Banks can no longer count on consumer inertia for survival

I have a theory that the British retail banks – including the former mutuals – will be marginalised so much over the next couple of years that, by what many pedants call the “real” millennium in 2001, they will no longer account for the majority of what used to be referred to as cheque-book business. Although I’m not taking any bets on such a claim, I believe that this scenario should happen.

I say this for two reasons. The first is that the market for retail banking services has broadened sufficiently to draw in the big players which can afford investment necessary to take retail banking all the way into the electronic age. The most encouraging recent example of the big new entrants is the Prudential, with Egg.

The Pru cares not for the word-plays of BBC Moneybox presenters (“Is it all it’s cracked up to be?”). The branding point is that E stands for both Egg and e-commerce and, by the time Egg starts paying for itself some time close to the beginning of the new millennium, then we will be banking on whatever the new generation of domestic lap-tops have delivered us.

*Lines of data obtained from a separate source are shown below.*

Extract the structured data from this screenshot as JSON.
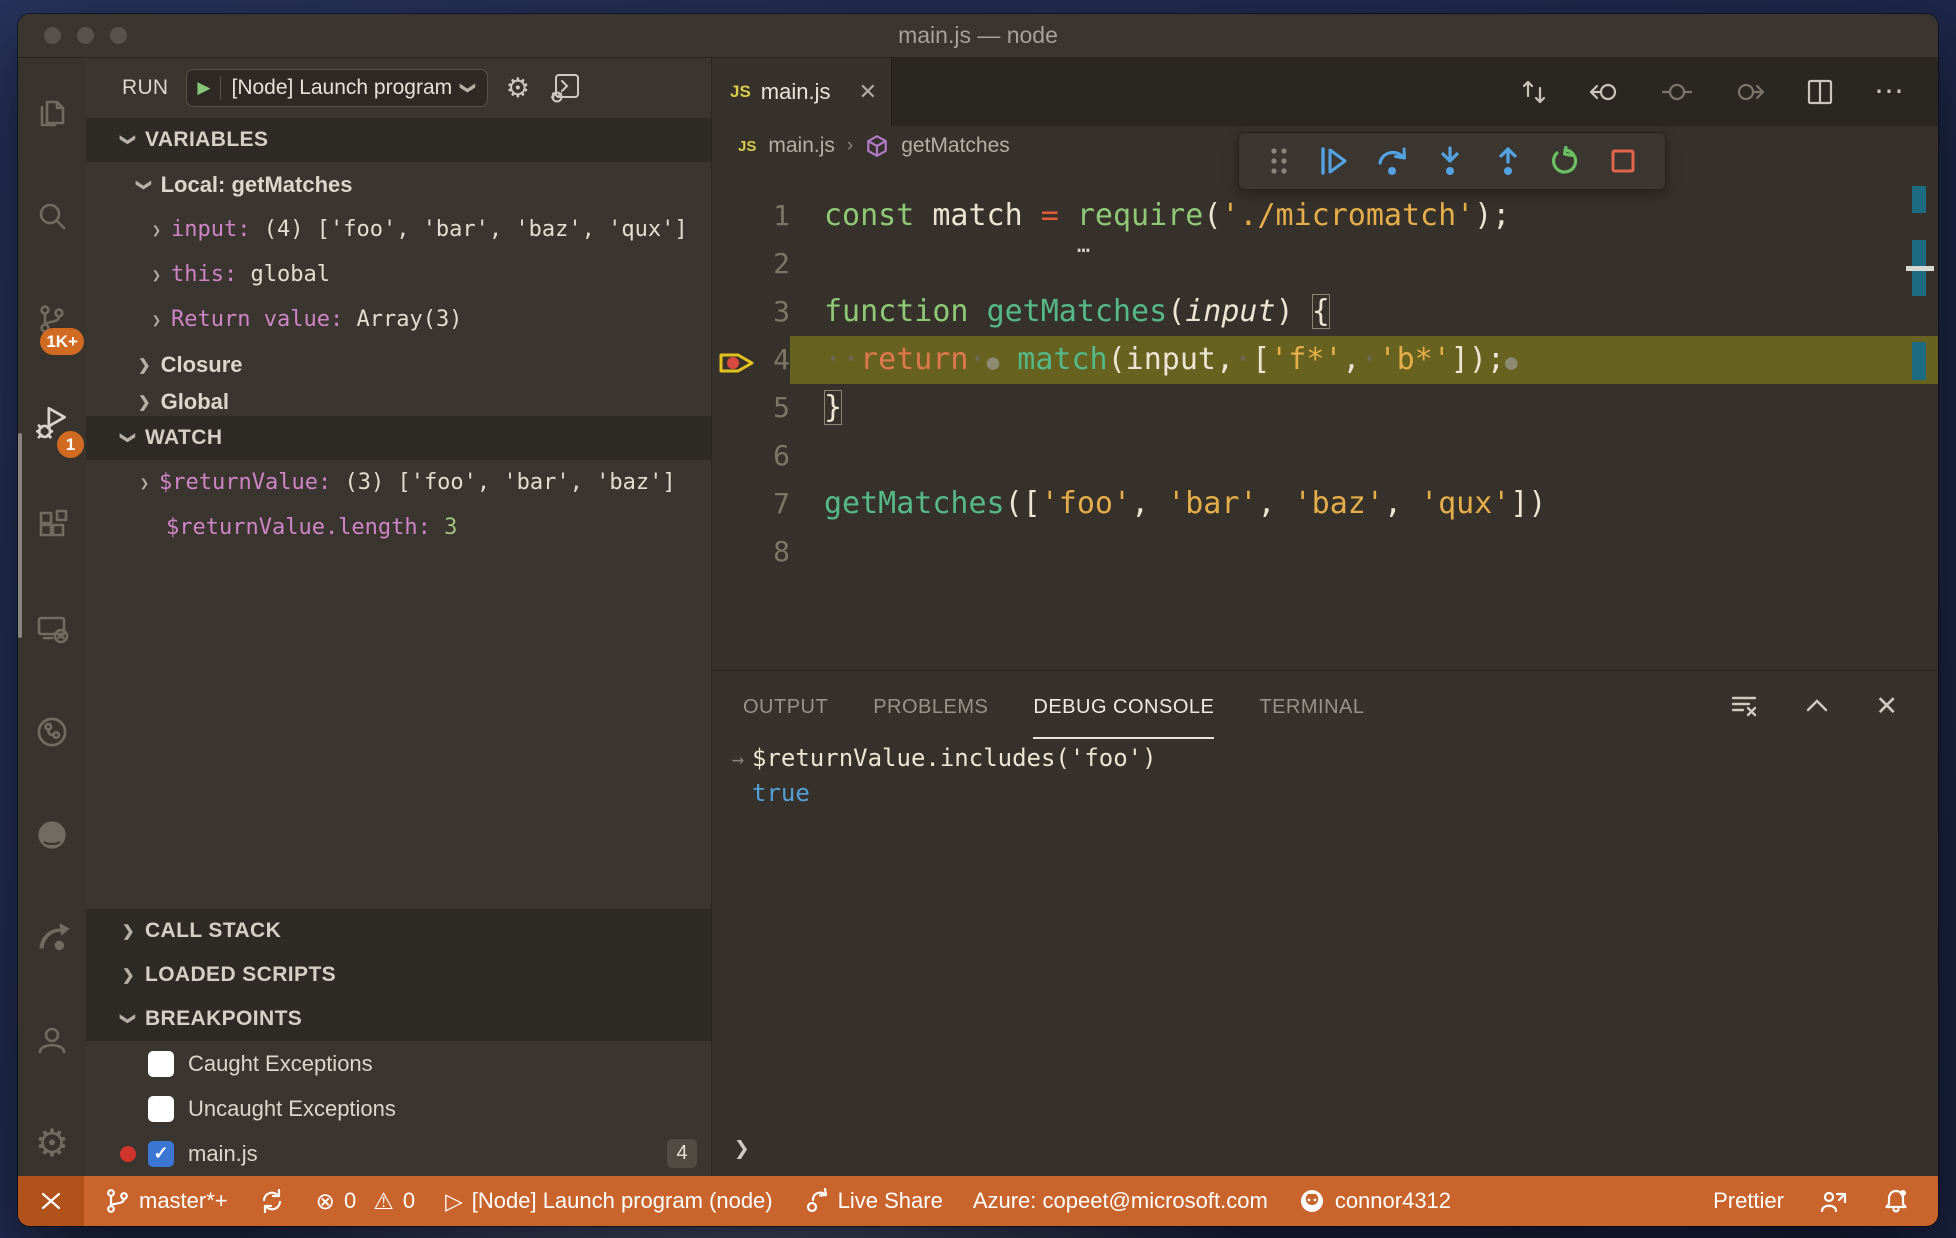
{
  "window": {
    "title": "main.js — node"
  },
  "icons": {
    "chevron": "❯",
    "gear": "⚙",
    "close": "✕",
    "more": "⋯",
    "error": "⊗",
    "warning": "⚠",
    "play_outline": "▷",
    "play_solid": "▶",
    "check": "✓",
    "breadcrumb_sep": "›",
    "console_arrow": "→",
    "prompt": "❯",
    "js_badge": "JS",
    "remote_glyph": "><"
  },
  "activity_bar": {
    "source_control_badge": "1K+",
    "debug_badge": "1"
  },
  "sidebar": {
    "run": {
      "label": "RUN",
      "config": "[Node] Launch program"
    },
    "variables": {
      "header": "VARIABLES",
      "scope": "Local: getMatches",
      "items": [
        {
          "name": "input: ",
          "value": "(4) ['foo', 'bar', 'baz', 'qux']"
        },
        {
          "name": "this: ",
          "value": "global"
        },
        {
          "name": "Return value: ",
          "value": "Array(3)"
        }
      ],
      "groups": [
        "Closure",
        "Global"
      ]
    },
    "watch": {
      "header": "WATCH",
      "item": {
        "name": "$returnValue: ",
        "value": "(3) ['foo', 'bar', 'baz']"
      },
      "plain_item": {
        "name": "$returnValue.length: ",
        "value": "3"
      }
    },
    "sections": [
      "CALL STACK",
      "LOADED SCRIPTS",
      "BREAKPOINTS"
    ],
    "breakpoints": [
      {
        "label": "Caught Exceptions",
        "checked": false
      },
      {
        "label": "Uncaught Exceptions",
        "checked": false
      },
      {
        "label": "main.js",
        "checked": true,
        "badge": "4"
      }
    ]
  },
  "editor": {
    "tab": {
      "label": "main.js"
    },
    "breadcrumb": {
      "file": "main.js",
      "symbol": "getMatches"
    },
    "lines": [
      {
        "num": "1",
        "tokens": [
          {
            "t": "const",
            "c": "kw"
          },
          {
            "t": " match ",
            "c": "txt"
          },
          {
            "t": "=",
            "c": "op"
          },
          {
            "t": " ",
            "c": "txt"
          },
          {
            "t": "require",
            "c": "kw"
          },
          {
            "t": "(",
            "c": "txt"
          },
          {
            "t": "'./micromatch'",
            "c": "str"
          },
          {
            "t": ");",
            "c": "txt"
          }
        ],
        "hint": {
          "text": "…",
          "col": 14
        }
      },
      {
        "num": "2",
        "tokens": []
      },
      {
        "num": "3",
        "tokens": [
          {
            "t": "function",
            "c": "kw"
          },
          {
            "t": " ",
            "c": "txt"
          },
          {
            "t": "getMatches",
            "c": "fn"
          },
          {
            "t": "(",
            "c": "txt"
          },
          {
            "t": "input",
            "c": "it"
          },
          {
            "t": ") ",
            "c": "txt"
          },
          {
            "t": "{",
            "c": "br"
          }
        ]
      },
      {
        "num": "4",
        "hl": true,
        "arrow": true,
        "tokens": [
          {
            "t": "··",
            "c": "ws"
          },
          {
            "t": "return",
            "c": "ret"
          },
          {
            "t": "·",
            "c": "ws"
          },
          {
            "t": "●",
            "c": "bp"
          },
          {
            "t": " ",
            "c": "txt"
          },
          {
            "t": "match",
            "c": "fn"
          },
          {
            "t": "(input,",
            "c": "txt"
          },
          {
            "t": "·",
            "c": "ws"
          },
          {
            "t": "[",
            "c": "txt"
          },
          {
            "t": "'f*'",
            "c": "str"
          },
          {
            "t": ",",
            "c": "txt"
          },
          {
            "t": "·",
            "c": "ws"
          },
          {
            "t": "'b*'",
            "c": "str"
          },
          {
            "t": "]);",
            "c": "txt"
          },
          {
            "t": "●",
            "c": "bp"
          }
        ]
      },
      {
        "num": "5",
        "tokens": [
          {
            "t": "}",
            "c": "br"
          }
        ]
      },
      {
        "num": "6",
        "tokens": []
      },
      {
        "num": "7",
        "tokens": [
          {
            "t": "getMatches",
            "c": "fn"
          },
          {
            "t": "([",
            "c": "txt"
          },
          {
            "t": "'foo'",
            "c": "str"
          },
          {
            "t": ", ",
            "c": "txt"
          },
          {
            "t": "'bar'",
            "c": "str"
          },
          {
            "t": ", ",
            "c": "txt"
          },
          {
            "t": "'baz'",
            "c": "str"
          },
          {
            "t": ", ",
            "c": "txt"
          },
          {
            "t": "'qux'",
            "c": "str"
          },
          {
            "t": "])",
            "c": "txt"
          }
        ]
      },
      {
        "num": "8",
        "tokens": []
      }
    ]
  },
  "panel": {
    "tabs": [
      {
        "label": "OUTPUT"
      },
      {
        "label": "PROBLEMS"
      },
      {
        "label": "DEBUG CONSOLE",
        "active": true
      },
      {
        "label": "TERMINAL"
      }
    ],
    "console": {
      "expression": "$returnValue.includes('foo')",
      "result": "true"
    }
  },
  "status_bar": {
    "branch": "master*+",
    "errors": "0",
    "warnings": "0",
    "run_status": "[Node] Launch program (node)",
    "live_share": "Live Share",
    "azure": "Azure: copeet@microsoft.com",
    "github_user": "connor4312",
    "prettier": "Prettier"
  },
  "colors": {
    "status-bar": "#c8642c",
    "status-cell": "#b2521b",
    "badge": "#d06b21",
    "hl-line": "#67621f",
    "kw": "#8fc978",
    "fn": "#55b98a",
    "str": "#e5ae4a",
    "op": "#e05f3a",
    "ret": "#e0784f",
    "txt": "#ece5d4",
    "ws": "#6e6854",
    "bp-dot": "#8e8971",
    "lnum": "#7c7666",
    "purple": "#cd85c6",
    "num-green": "#a3c183",
    "true-blue": "#549fd7",
    "check-blue": "#3a76d2",
    "bp-red": "#d0342c",
    "js-yellow": "#d6cc4a",
    "debug-blue": "#54a4e4",
    "restart-green": "#6cbf63",
    "stop-red": "#e2664b",
    "teal-mark": "#1d6b80"
  }
}
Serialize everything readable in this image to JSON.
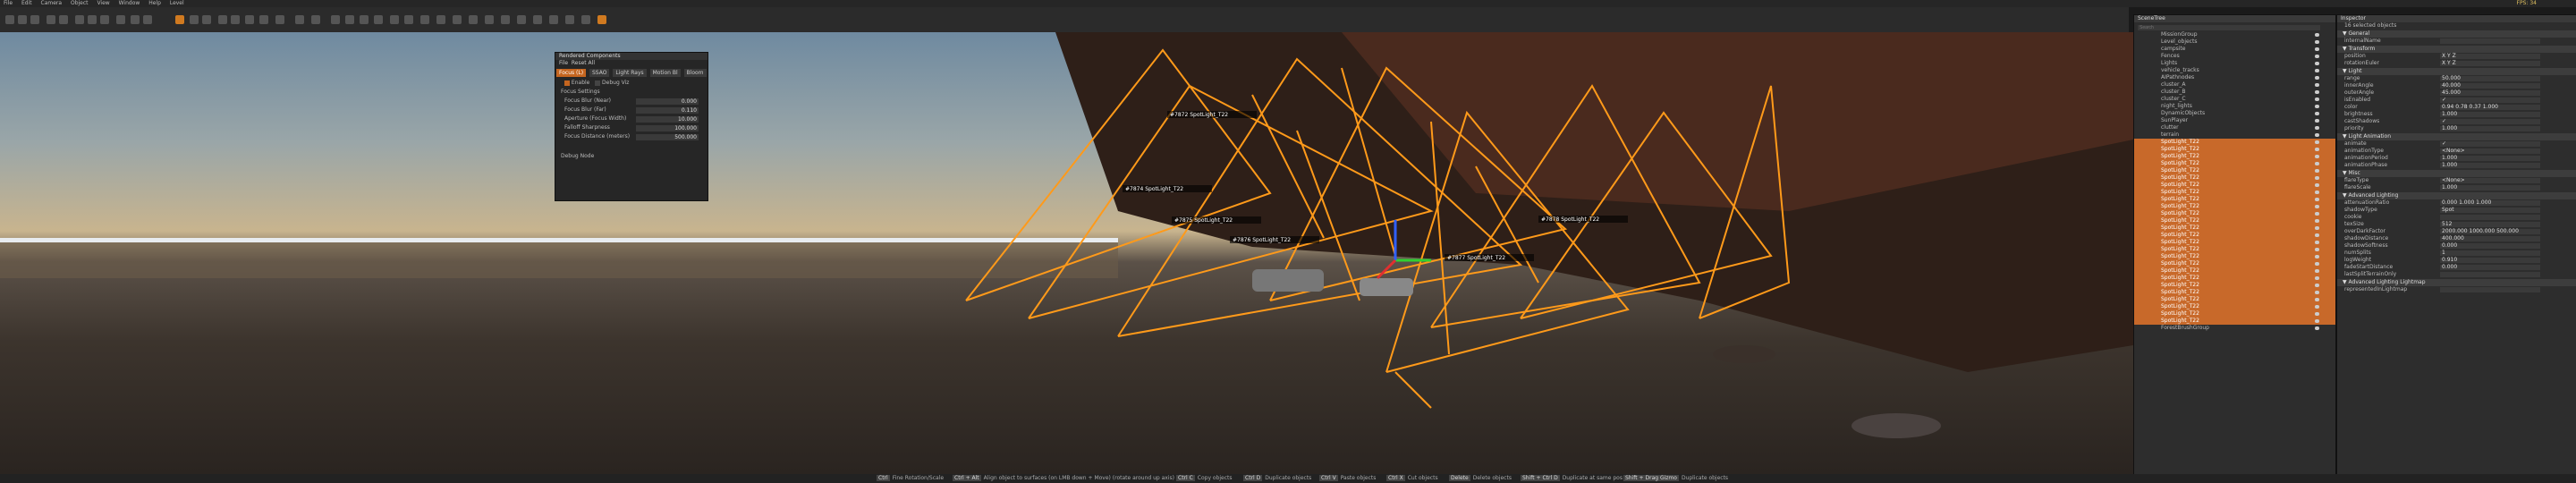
{
  "menubar": {
    "items": [
      "File",
      "Edit",
      "Camera",
      "Object",
      "View",
      "Window",
      "Help",
      "Level"
    ],
    "fps": "FPS: 34"
  },
  "viewport": {
    "light_labels": [
      "#7872 SpotLight_T22",
      "#7874 SpotLight_T22",
      "#7875 SpotLight_T22",
      "#7876 SpotLight_T22",
      "#7877 SpotLight_T22",
      "#7878 SpotLight_T22"
    ]
  },
  "render_window": {
    "title": "Rendered Components",
    "menu": [
      "File",
      "Reset All"
    ],
    "tabs": [
      "Focus (L)",
      "SSAO",
      "Light Rays",
      "Motion Bl",
      "Bloom"
    ],
    "active_tab": "Focus (L)",
    "enable_label": "Enable",
    "debug_label": "Debug Viz",
    "section": "Focus Settings",
    "rows": [
      {
        "label": "Focus Blur (Near)",
        "value": "0.000"
      },
      {
        "label": "Focus Blur (Far)",
        "value": "0.110"
      },
      {
        "label": "Aperture (Focus Width)",
        "value": "10.000"
      },
      {
        "label": "Falloff Sharpness",
        "value": "100.000"
      },
      {
        "label": "Focus Distance (meters)",
        "value": "500.000"
      }
    ],
    "footer": "Debug Node"
  },
  "scene_tree": {
    "title": "SceneTree",
    "search_placeholder": "Search",
    "items": [
      {
        "name": "MissionGroup",
        "selected": false
      },
      {
        "name": "Level_objects",
        "selected": false
      },
      {
        "name": "campsite",
        "selected": false
      },
      {
        "name": "Fences",
        "selected": false
      },
      {
        "name": "Lights",
        "selected": false
      },
      {
        "name": "vehicle_tracks",
        "selected": false
      },
      {
        "name": "AIPathnodes",
        "selected": false
      },
      {
        "name": "cluster_A",
        "selected": false
      },
      {
        "name": "cluster_B",
        "selected": false
      },
      {
        "name": "cluster_C",
        "selected": false
      },
      {
        "name": "night_lights",
        "selected": false
      },
      {
        "name": "DynamicObjects",
        "selected": false
      },
      {
        "name": "SunPlayer",
        "selected": false
      },
      {
        "name": "clutter",
        "selected": false
      },
      {
        "name": "terrain",
        "selected": false
      },
      {
        "name": "SpotLight_T22",
        "selected": true
      },
      {
        "name": "SpotLight_T22",
        "selected": true
      },
      {
        "name": "SpotLight_T22",
        "selected": true
      },
      {
        "name": "SpotLight_T22",
        "selected": true
      },
      {
        "name": "SpotLight_T22",
        "selected": true
      },
      {
        "name": "SpotLight_T22",
        "selected": true
      },
      {
        "name": "SpotLight_T22",
        "selected": true
      },
      {
        "name": "SpotLight_T22",
        "selected": true
      },
      {
        "name": "SpotLight_T22",
        "selected": true
      },
      {
        "name": "SpotLight_T22",
        "selected": true
      },
      {
        "name": "SpotLight_T22",
        "selected": true
      },
      {
        "name": "SpotLight_T22",
        "selected": true
      },
      {
        "name": "SpotLight_T22",
        "selected": true
      },
      {
        "name": "SpotLight_T22",
        "selected": true
      },
      {
        "name": "SpotLight_T22",
        "selected": true
      },
      {
        "name": "SpotLight_T22",
        "selected": true
      },
      {
        "name": "SpotLight_T22",
        "selected": true
      },
      {
        "name": "SpotLight_T22",
        "selected": true
      },
      {
        "name": "SpotLight_T22",
        "selected": true
      },
      {
        "name": "SpotLight_T22",
        "selected": true
      },
      {
        "name": "SpotLight_T22",
        "selected": true
      },
      {
        "name": "SpotLight_T22",
        "selected": true
      },
      {
        "name": "SpotLight_T22",
        "selected": true
      },
      {
        "name": "SpotLight_T22",
        "selected": true
      },
      {
        "name": "SpotLight_T22",
        "selected": true
      },
      {
        "name": "SpotLight_T22",
        "selected": true
      },
      {
        "name": "ForestBrushGroup",
        "selected": false
      }
    ]
  },
  "inspector": {
    "title": "Inspector",
    "subtitle": "16 selected objects",
    "sections": [
      {
        "name": "General",
        "rows": [
          {
            "label": "internalName",
            "value": ""
          }
        ]
      },
      {
        "name": "Transform",
        "rows": [
          {
            "label": "position",
            "value": "X  Y  Z"
          },
          {
            "label": "rotationEuler",
            "value": "X  Y  Z"
          }
        ]
      },
      {
        "name": "Light",
        "rows": [
          {
            "label": "range",
            "value": "50.000"
          },
          {
            "label": "innerAngle",
            "value": "40.000"
          },
          {
            "label": "outerAngle",
            "value": "45.000"
          },
          {
            "label": "isEnabled",
            "value": "✓"
          },
          {
            "label": "color",
            "value": "0.94  0.78  0.37  1.000"
          },
          {
            "label": "brightness",
            "value": "1.000"
          },
          {
            "label": "castShadows",
            "value": "✓"
          },
          {
            "label": "priority",
            "value": "1.000"
          }
        ]
      },
      {
        "name": "Light Animation",
        "rows": [
          {
            "label": "animate",
            "value": "✓"
          },
          {
            "label": "animationType",
            "value": "<None>"
          },
          {
            "label": "animationPeriod",
            "value": "1.000"
          },
          {
            "label": "animationPhase",
            "value": "1.000"
          }
        ]
      },
      {
        "name": "Misc",
        "rows": [
          {
            "label": "flareType",
            "value": "<None>"
          },
          {
            "label": "flareScale",
            "value": "1.000"
          }
        ]
      },
      {
        "name": "Advanced Lighting",
        "rows": [
          {
            "label": "attenuationRatio",
            "value": "0.000  1.000  1.000"
          },
          {
            "label": "shadowType",
            "value": "Spot"
          },
          {
            "label": "cookie",
            "value": ""
          },
          {
            "label": "texSize",
            "value": "512"
          },
          {
            "label": "overDarkFactor",
            "value": "2000.000  1000.000  500.000"
          },
          {
            "label": "shadowDistance",
            "value": "400.000"
          },
          {
            "label": "shadowSoftness",
            "value": "0.000"
          },
          {
            "label": "numSplits",
            "value": "1"
          },
          {
            "label": "logWeight",
            "value": "0.910"
          },
          {
            "label": "fadeStartDistance",
            "value": "0.000"
          },
          {
            "label": "lastSplitTerrainOnly",
            "value": ""
          }
        ]
      },
      {
        "name": "Advanced Lighting Lightmap",
        "rows": [
          {
            "label": "representedInLightmap",
            "value": ""
          }
        ]
      }
    ]
  },
  "statusbar": {
    "hints": [
      {
        "key": "Ctrl",
        "text": "Fine Rotation/Scale"
      },
      {
        "key": "Ctrl + Alt",
        "text": "Align object to surfaces (on LMB down + Move) (rotate around up axis)"
      },
      {
        "key": "Ctrl C",
        "text": "Copy objects"
      },
      {
        "key": "Ctrl D",
        "text": "Duplicate objects"
      },
      {
        "key": "Ctrl V",
        "text": "Paste objects"
      },
      {
        "key": "Ctrl X",
        "text": "Cut objects"
      },
      {
        "key": "Delete",
        "text": "Delete objects"
      },
      {
        "key": "Shift + Ctrl D",
        "text": "Duplicate at same pos"
      },
      {
        "key": "Shift + Drag Gizmo",
        "text": "Duplicate objects"
      }
    ]
  },
  "colors": {
    "accent": "#c8692a",
    "light_lines": "#ff9a1a"
  }
}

Previous attempts to bring financial services into the home will look as though they had simply been preparations for this moment – from the original Man from the Pru, through to telephony services, such as Midland’s First Direct. In fact, banking by phone will look like the eight-track cartridge just before the arrival of the cassette. Or, for that matter, the cassette just before the arrival of the CD.

The arithmetic makes this process inevitable. Telephone-banking services are half as cheap to run as a branch network (congratulations, Midland). Costs for telephone-banking are reckoned to be around 30 per cent of income. E-banking will undercut this figure. Trashy as its enabling services currently are, the Internet will be the obvious nest in which to hatch Egg (sorry, witless wordplays prove irresistible). Little wonder, then, that the Pru is paying savers eight per cent and lending to home-buyers at 7.99 per cent – it is worth paying to get into this market.

The imagination and foresight of those who have blazed the trail for e-commerce could be another nail in the coffin for high street retail banks. Although you don’t need too much imagination and foresight to threaten those banks that find it impossible even to clear cheques competently.

Real retailers, such as Sainsbury’s and Tesco, and the more fleet-footed life offices, such as Standard Life, have succeeded over the past couple of years in knocking down the one great marketing weapon the retail banks had on their side: inertia.

I still bank with the high street chain to which I was introduced in the early Seventies, but I suspect that I’m increasingly unusual – even for my generation. Inertia – or what the banks like to call “loyalty” – is on the way out. I imagine that a younger banking generation applies the same degree of “loyalty” to service providers as it does to its choice of mobile phone. In other words, none. Price and service reign and, if the service or the product isn’t good enough, they can be found elsewhere.

This market trend would appear to be confirmed by the Pru’s early experience with Egg. Its customers are being warned that they could face longer delays than originally anticipated – some 28 days perhaps – before their accounts are opened. This hitch is ascribed wholly to unanticipated demand. The Pru received some 65,000 telephone enquiries in the first five days after the launch – which was more than double the anticipated demand – and had more than one million Website hits.

Even allowing for hubris, that would seem to suggest that inertia in the financial services market is a fading factor. It also echoes the experience of Tesco last year, whose own banking service struggled to meet initial demand.

So where does e-banking go next? The interesting point here is one that the major new retailers of banking services are keeping to themselves. And it may be that they are deliberately hiding it behind the smokescreen of a debate over the Government’s proposed introduction of Individual Savings Accounts (ISAs) next spring.

The focus of attention, not unreasonably, has been on the mess that Geoffrey Robinson and his mates at the Treasury have made of “reforming” the savings and investments markets. It is argued that New Labour’s intentions could have been better achieved by reforming the dual bulwark acronyms of personal finance, PEPs and TESSAs. It is said that the Government’s proposed CAT mark for ISAs is a dangerous consumer assurance. It is further said that major financial services retailers, from grocers to life companies, want no part of ISAs.

Perhaps the biggest point for Robinson to take into consideration is that the poor don’t save – not because they aren’t offered the right products – but because they don’t have any money. Witness the credit card arrears rocketing in September. So forget ISAs.

But to get back to the point, what the market needs is pure cash management services in the shape of current and deposit accounts; if you like, a return to the old retailers’ Christmas clubs.

That’s what e-banking can provide with its attractive cost base. It’s business that both the Pru and Tesco should be winning from the banks.